Trujillo no es un pueblo joven, con el respeto que merecen sus habitantes. Tampoco es un restaurante de provincia, cuyos propietarios ponen bolsas y botellas llenas de agua en sus estantes para evitar la proliferación de moscas. Pero imita bien gracias a sus autoridades. Y quien dio la autorización o permitió que esta ciudad luzca ahora como un patio trasero, que sepa que los ciudadanos -al menos yo- rechazan ver las pistas negras y grasosas.

No sé si es peor para la salud respirar nafta en la calle o el polvo que dejaron los siete huaicos. El tiempo se encargará de resolverlo, pero no ha sido atinada la idea de lanzarle un hidrocarburo a las pistas con el fin de matar la polvareda.

Siento pena por Trujillo, por el jirón Pizarro y su plaza de armas, por Bolívar y su iglesia San Agustín, por Orbegoso y su casona hasta la Basílica Catedral y Santa Ana. Si a este desastre le sumamos la falta de agua en la ciudad, entonces solo falta que nos invadan los mototaxis.

Si me dicen que es mejor ver las calles negras que empolvadas, pues les diré que hay otras formas de limpiarlas, que no es congruente ensuciar para tratar de pulirlas, sino pensar un poquito más. No maten a la gallina de los huevos de oro.

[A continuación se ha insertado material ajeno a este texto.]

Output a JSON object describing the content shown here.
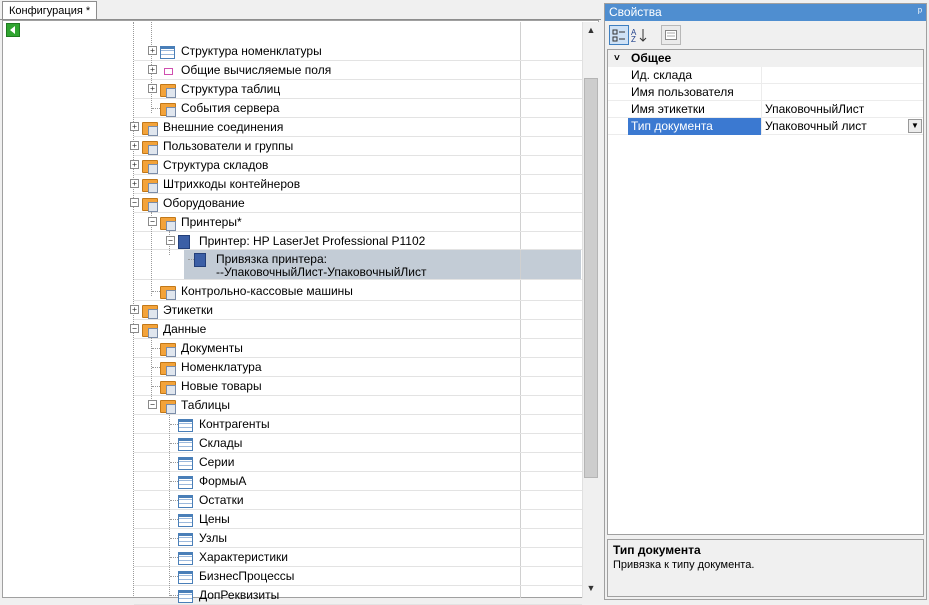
{
  "document_tab": "Конфигурация *",
  "tree": [
    {
      "label": "Структура номенклатуры",
      "icon": "table-icon"
    },
    {
      "label": "Общие вычисляемые поля",
      "icon": "field-icon"
    },
    {
      "label": "Структура таблиц",
      "icon": "folder-table-icon"
    },
    {
      "label": "События сервера",
      "icon": "folder-event-icon"
    },
    {
      "label": "Внешние соединения",
      "icon": "folder-connection-icon"
    },
    {
      "label": "Пользователи и группы",
      "icon": "folder-users-icon"
    },
    {
      "label": "Структура складов",
      "icon": "folder-warehouse-icon"
    },
    {
      "label": "Штрихкоды контейнеров",
      "icon": "folder-barcode-icon"
    },
    {
      "label": "Оборудование",
      "icon": "folder-equipment-icon"
    },
    {
      "label": "Принтеры*",
      "icon": "folder-printer-icon"
    },
    {
      "label": "Принтер: HP LaserJet Professional P1102",
      "icon": "printer-icon"
    },
    {
      "label": "Привязка принтера:",
      "label2": "--УпаковочныйЛист-УпаковочныйЛист",
      "icon": "printer-binding-icon"
    },
    {
      "label": "Контрольно-кассовые машины",
      "icon": "folder-cash-register-icon"
    },
    {
      "label": "Этикетки",
      "icon": "folder-label-icon"
    },
    {
      "label": "Данные",
      "icon": "folder-data-icon"
    },
    {
      "label": "Документы",
      "icon": "folder-doc-icon"
    },
    {
      "label": "Номенклатура",
      "icon": "folder-doc-icon"
    },
    {
      "label": "Новые товары",
      "icon": "folder-doc-icon"
    },
    {
      "label": "Таблицы",
      "icon": "folder-table-icon"
    },
    {
      "label": "Контрагенты",
      "icon": "table-icon"
    },
    {
      "label": "Склады",
      "icon": "table-icon"
    },
    {
      "label": "Серии",
      "icon": "table-icon"
    },
    {
      "label": "ФормыА",
      "icon": "table-icon"
    },
    {
      "label": "Остатки",
      "icon": "table-icon"
    },
    {
      "label": "Цены",
      "icon": "table-icon"
    },
    {
      "label": "Узлы",
      "icon": "table-icon"
    },
    {
      "label": "Характеристики",
      "icon": "table-icon"
    },
    {
      "label": "БизнесПроцессы",
      "icon": "table-icon"
    },
    {
      "label": "ДопРеквизиты",
      "icon": "table-icon"
    }
  ],
  "properties": {
    "title": "Свойства",
    "category": "Общее",
    "rows": [
      {
        "name": "Ид. склада",
        "value": ""
      },
      {
        "name": "Имя пользователя",
        "value": ""
      },
      {
        "name": "Имя этикетки",
        "value": "УпаковочныйЛист"
      },
      {
        "name": "Тип документа",
        "value": "Упаковочный лист"
      }
    ],
    "description_title": "Тип документа",
    "description_text": "Привязка к типу документа."
  },
  "colors": {
    "selection": "#c3ccd6",
    "panel_title": "#4f8ed0",
    "prop_selected": "#3b79d1"
  }
}
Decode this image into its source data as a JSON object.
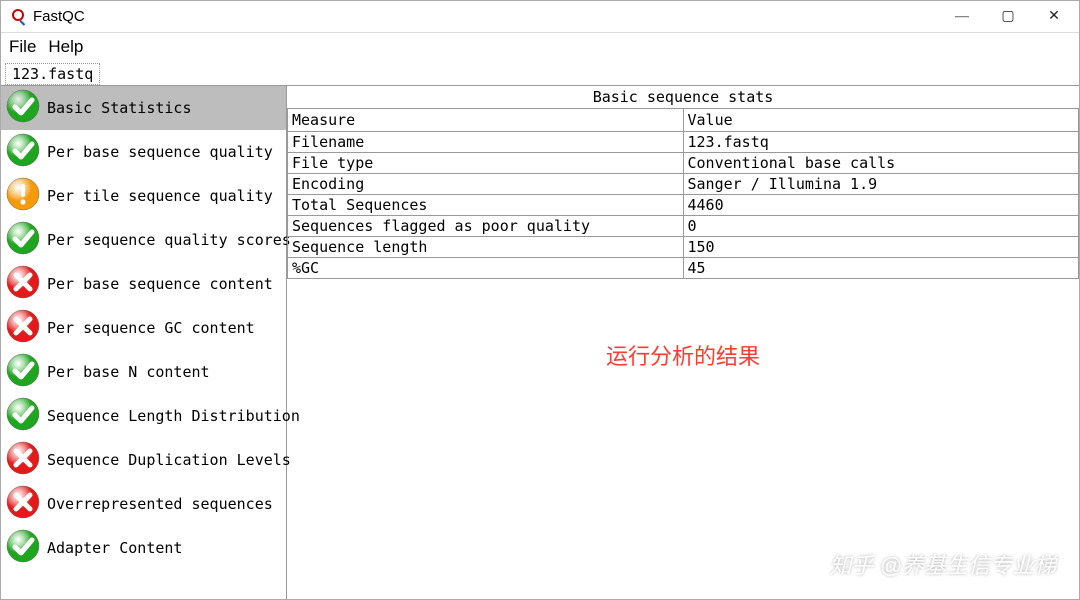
{
  "window": {
    "title": "FastQC",
    "controls": {
      "minimize": "—",
      "maximize": "▢",
      "close": "✕"
    }
  },
  "menubar": [
    "File",
    "Help"
  ],
  "tabs": [
    {
      "label": "123.fastq",
      "active": true
    }
  ],
  "sidebar": {
    "items": [
      {
        "label": "Basic Statistics",
        "status": "pass",
        "selected": true
      },
      {
        "label": "Per base sequence quality",
        "status": "pass",
        "selected": false
      },
      {
        "label": "Per tile sequence quality",
        "status": "warn",
        "selected": false
      },
      {
        "label": "Per sequence quality scores",
        "status": "pass",
        "selected": false
      },
      {
        "label": "Per base sequence content",
        "status": "fail",
        "selected": false
      },
      {
        "label": "Per sequence GC content",
        "status": "fail",
        "selected": false
      },
      {
        "label": "Per base N content",
        "status": "pass",
        "selected": false
      },
      {
        "label": "Sequence Length Distribution",
        "status": "pass",
        "selected": false
      },
      {
        "label": "Sequence Duplication Levels",
        "status": "fail",
        "selected": false
      },
      {
        "label": "Overrepresented sequences",
        "status": "fail",
        "selected": false
      },
      {
        "label": "Adapter Content",
        "status": "pass",
        "selected": false
      }
    ]
  },
  "panel": {
    "title": "Basic sequence stats",
    "headers": [
      "Measure",
      "Value"
    ],
    "rows": [
      {
        "measure": "Filename",
        "value": "123.fastq"
      },
      {
        "measure": "File type",
        "value": "Conventional base calls"
      },
      {
        "measure": "Encoding",
        "value": "Sanger / Illumina 1.9"
      },
      {
        "measure": "Total Sequences",
        "value": "4460"
      },
      {
        "measure": "Sequences flagged as poor quality",
        "value": "0"
      },
      {
        "measure": "Sequence length",
        "value": "150"
      },
      {
        "measure": "%GC",
        "value": "45"
      }
    ]
  },
  "annotation": "运行分析的结果",
  "watermark": "知乎 @养基生信专业梯",
  "colors": {
    "pass": "#1fa51f",
    "warn": "#f59a0b",
    "fail": "#e21a1a"
  }
}
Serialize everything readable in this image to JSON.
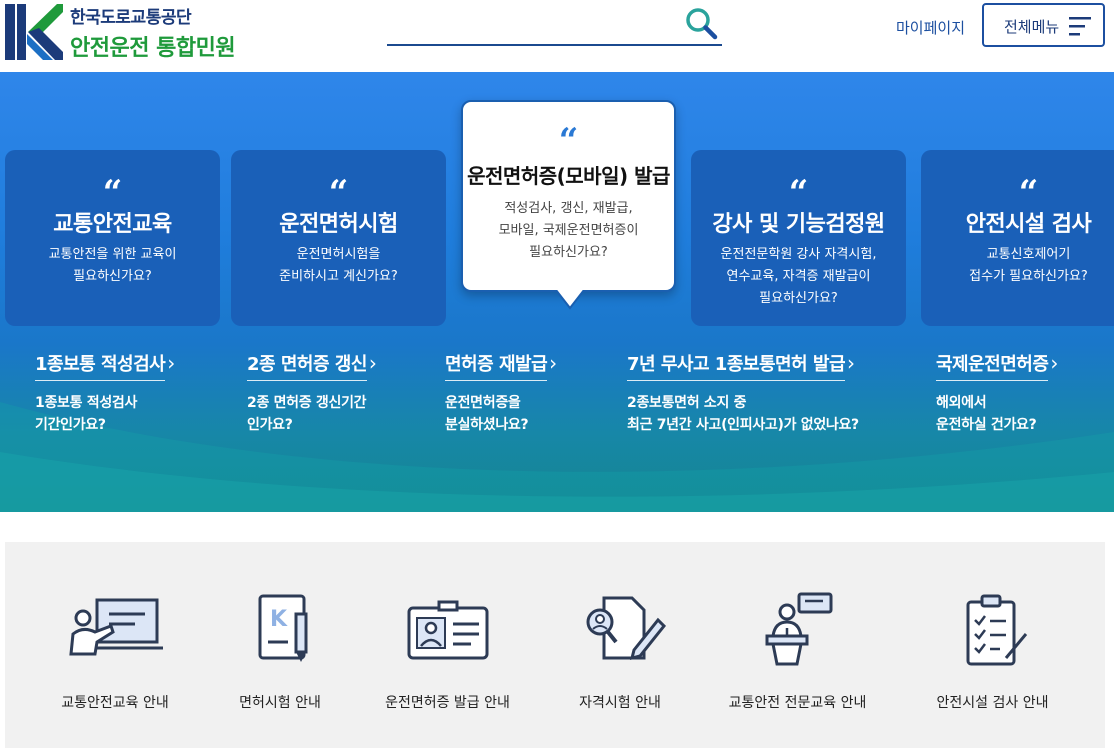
{
  "header": {
    "org_name": "한국도로교통공단",
    "site_name": "안전운전 통합민원",
    "search": {
      "placeholder": ""
    },
    "mypage": "마이페이지",
    "menu_label": "전체메뉴"
  },
  "colors": {
    "brand_navy": "#1c3b7a",
    "brand_green": "#1f9a3b",
    "hero_blue": "#2f86ea",
    "card_blue": "#1a60b8"
  },
  "cards": [
    {
      "quote": "“",
      "title": "교통안전교육",
      "desc": "교통안전을 위한 교육이\n필요하신가요?"
    },
    {
      "quote": "“",
      "title": "운전면허시험",
      "desc": "운전면허시험을\n준비하시고 계신가요?"
    },
    {
      "quote": "“",
      "title": "운전면허증(모바일) 발급",
      "desc": "적성검사, 갱신, 재발급,\n모바일, 국제운전면허증이\n필요하신가요?"
    },
    {
      "quote": "“",
      "title": "강사 및 기능검정원",
      "desc": "운전전문학원 강사 자격시험,\n연수교육, 자격증 재발급이\n필요하신가요?"
    },
    {
      "quote": "“",
      "title": "안전시설 검사",
      "desc": "교통신호제어기\n접수가 필요하신가요?"
    }
  ],
  "links": [
    {
      "label": "1종보통 적성검사",
      "arrow": "›",
      "desc": "1종보통 적성검사\n기간인가요?"
    },
    {
      "label": "2종 면허증 갱신",
      "arrow": "›",
      "desc": "2종 면허증 갱신기간\n인가요?"
    },
    {
      "label": "면허증 재발급",
      "arrow": "›",
      "desc": "운전면허증을\n분실하셨나요?"
    },
    {
      "label": "7년 무사고 1종보통면허 발급",
      "arrow": "›",
      "desc": "2종보통면허 소지 중\n최근 7년간 사고(인피사고)가 없었나요?"
    },
    {
      "label": "국제운전면허증",
      "arrow": "›",
      "desc": "해외에서\n운전하실 건가요?"
    }
  ],
  "guides": [
    {
      "label": "교통안전교육 안내",
      "icon": "teacher-board-icon"
    },
    {
      "label": "면허시험 안내",
      "icon": "document-pen-icon"
    },
    {
      "label": "운전면허증 발급 안내",
      "icon": "id-card-icon"
    },
    {
      "label": "자격시험 안내",
      "icon": "magnifier-pen-icon"
    },
    {
      "label": "교통안전 전문교육 안내",
      "icon": "lecturer-podium-icon"
    },
    {
      "label": "안전시설 검사 안내",
      "icon": "clipboard-checklist-icon"
    }
  ]
}
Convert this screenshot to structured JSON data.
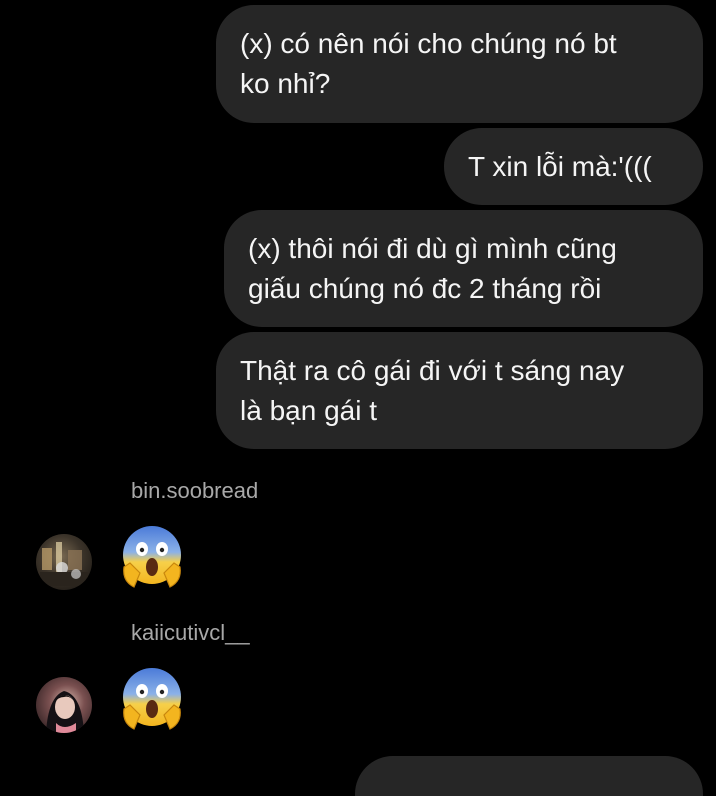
{
  "thread": {
    "outgoing": [
      {
        "text": "(x) có nên nói cho chúng nó bt\nko nhỉ?"
      },
      {
        "text": "T xin lỗi mà:'((("
      },
      {
        "text": "(x) thôi nói đi dù gì mình cũng\ngiấu chúng nó đc 2 tháng rồi"
      },
      {
        "text": "Thật ra cô gái đi với t sáng nay\nlà bạn gái t"
      }
    ],
    "incoming": [
      {
        "username": "bin.soobread",
        "emoji": "😱",
        "emoji_name": "face-screaming-in-fear-icon"
      },
      {
        "username": "kaiicutivcl__",
        "emoji": "😱",
        "emoji_name": "face-screaming-in-fear-icon"
      }
    ]
  },
  "colors": {
    "background": "#000000",
    "bubble": "#262626",
    "bubble_text": "#f5f5f5",
    "username": "#a8a8a8"
  }
}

Por ahí escuché que era mejor prohibir el tránsito vehicular y limpiar el Centro Histórico. Una idea tan simple pero efectiva. Un día sin auto, pero con escobas. ¿Tan difícil es liderar una ciudad? ¿Para eso querían llegar al poder? ¿Creen que Trujillo espera camioneros y no peatones? En fin. A veces creo más en la frase de que somos el reflejo de nuestras autoridades. Todos somos culpables.